It's not the trash, it's crime

map

Opium poppies. Marijuana. Coca plants. Honeysuckle. Criminals of the plant kingdom.

That's right. Honeysuckle is illegal in Cincinnati. It is considered a weed. An illegal alien plant.

"Yes, it is,'' said Bill Jacoby, supervisor of the Cincinnati Health Department Litter Control Unit. "It's not an issue until it gets out of control and bothers a neighbor. We're not out looking for honeysuckle bushes to cite people.''

But if it gets taller than 10 inches and someone complains, a property owner can be cited and fined $100 if it is not removed.

A fine on vines

I learned this from a homeowner who said he hauled away 15 truckloads of the stuff to avoid a fine. He doesn't want to irritate his honeysuckle-phobic neighbors again by naming them or himself, but he called because he was angry about the city's litter cops busting people for illegal landscaping while crime in his neighborhood is growing like weeds on an empty lot.

He read my column last Friday about Richard Cook of Westwood, who was fined $100 for having an illegal Christmas tree on the curb, and sent me a "Wait'll you hear this one.''

I also heard from landlords such as Pete Engel of Pleasant Ridge, who said he thinks it's unfair when he's forced to pay fines because his tenants put trash out a day early. "I should not be fined for what someone else did,'' he said.

But Mary Kuhl of Westwood Concern has a different take. "Nobody wants the rules enforced when it's them,'' she said. "We wanted tougher rules, and now we've got them. Then you hear, `Gosh, it's just a Christmas tree,' or `Gosh, it's just a garbage can,' or `Gosh, it's just a couch.'

"We've been on the city to step up enforcement and not cut any corners because that's what the community wants.''

Westwood is among the most vocal neighborhoods, Jacoby said. Westwood Concern leaders say that's because they are fighting litter and neighborhood decay from subsidized housing that has moved in as poor families were displaced from demolished public housing.

"Jacoby's group rocks.
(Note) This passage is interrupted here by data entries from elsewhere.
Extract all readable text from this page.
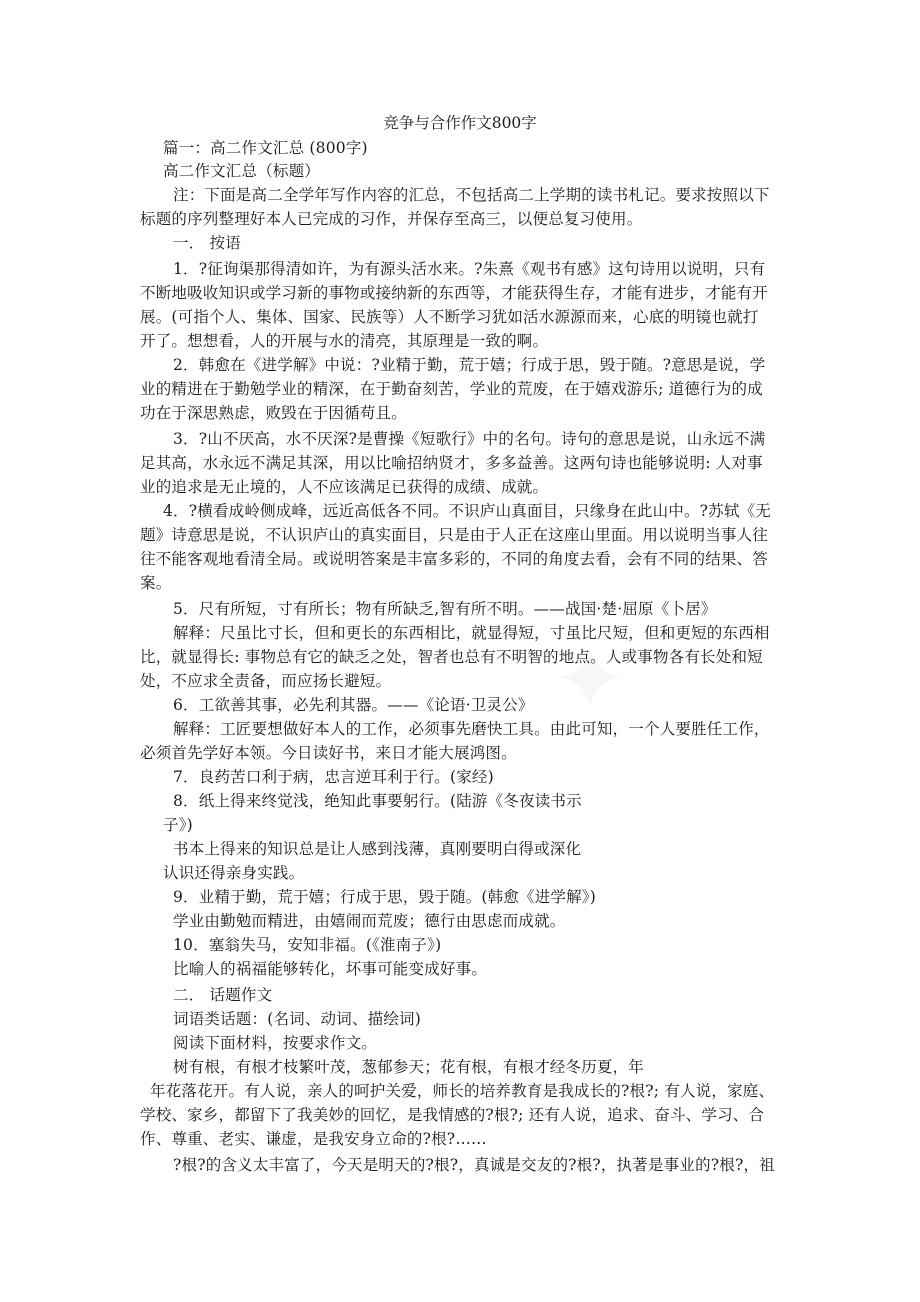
✦
竞争与合作作文800字
篇一：高二作文汇总 (800字)
高二作文汇总（标题）
注：下面是高二全学年写作内容的汇总，不包括高二上学期的读书札记。要求按照以下
标题的序列整理好本人已完成的习作，并保存至高三，以便总复习使用。
一． 按语
1．?征询渠那得清如许，为有源头活水来。?朱熹《观书有感》这句诗用以说明，只有
不断地吸收知识或学习新的事物或接纳新的东西等，才能获得生存，才能有进步，才能有开
展。(可指个人、集体、国家、民族等）人不断学习犹如活水源源而来，心底的明镜也就打
开了。想想看，人的开展与水的清亮，其原理是一致的啊。
2．韩愈在《进学解》中说：?业精于勤，荒于嬉；行成于思，毁于随。?意思是说，学
业的精进在于勤勉学业的精深，在于勤奋刻苦，学业的荒废，在于嬉戏游乐; 道德行为的成
功在于深思熟虑，败毁在于因循苟且。
3．?山不厌高，水不厌深?是曹操《短歌行》中的名句。诗句的意思是说，山永远不满
足其高，水永远不满足其深，用以比喻招纳贤才，多多益善。这两句诗也能够说明: 人对事
业的追求是无止境的，人不应该满足已获得的成绩、成就。
4．?横看成岭侧成峰，远近高低各不同。不识庐山真面目，只缘身在此山中。?苏轼《无
题》诗意思是说，不认识庐山的真实面目，只是由于人正在这座山里面。用以说明当事人往
往不能客观地看清全局。或说明答案是丰富多彩的，不同的角度去看，会有不同的结果、答
案。
5．尺有所短，寸有所长；物有所缺乏,智有所不明。——战国·楚·屈原《卜居》
解释：尺虽比寸长，但和更长的东西相比，就显得短，寸虽比尺短，但和更短的东西相
比，就显得长: 事物总有它的缺乏之处，智者也总有不明智的地点。人或事物各有长处和短
处，不应求全责备，而应扬长避短。
6．工欲善其事，必先利其器。——《论语·卫灵公》
解释：工匠要想做好本人的工作，必须事先磨快工具。由此可知，一个人要胜任工作，
必须首先学好本领。今日读好书，来日才能大展鸿图。
7．良药苦口利于病，忠言逆耳利于行。(家经)
8．纸上得来终觉浅，绝知此事要躬行。(陆游《冬夜读书示
子》)
书本上得来的知识总是让人感到浅薄，真刚要明白得或深化
认识还得亲身实践。
9．业精于勤，荒于嬉；行成于思，毁于随。(韩愈《进学解》)
学业由勤勉而精进，由嬉闹而荒废；德行由思虑而成就。
10．塞翁失马，安知非福。(《淮南子》)
比喻人的祸福能够转化，坏事可能变成好事。
二． 话题作文
词语类话题：(名词、动词、描绘词)
阅读下面材料，按要求作文。
树有根，有根才枝繁叶茂，葱郁参天；花有根，有根才经冬历夏，年
年花落花开。有人说，亲人的呵护关爱，师长的培养教育是我成长的?根?; 有人说，家庭、
学校、家乡，都留下了我美妙的回忆，是我情感的?根?; 还有人说，追求、奋斗、学习、合
作、尊重、老实、谦虚，是我安身立命的?根?……
?根?的含义太丰富了，今天是明天的?根?，真诚是交友的?根?，执著是事业的?根?，祖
They do a very good job,'' Kuhl said.

`Broken windows'

The city is trying the "broken windows'' philosophy to clean up crime: Clean up the trash, abandoned couches and junk cars, and crime doesn't breed as fast. But then the litter cops get rotten tomatoes from residents who get fined.

It's as tangled as the feral honeysuckle that snakes its way up an oak tree in my back yard like a viny anaconda.

But Richard Cook has an answer that's as simple as an ax. He's the guy who plans to pay his Christmas tree fine and then move out of Cincinnati as soon as he can.

It not the grime, he says, it's the crime.

Busting property owners for illegal bushes, litter and garbage "may make things look better, but it's not addressing the problem.''

Maybe people get so hacked off at the litter and plant police because crime is spreading like creeping honeysuckle.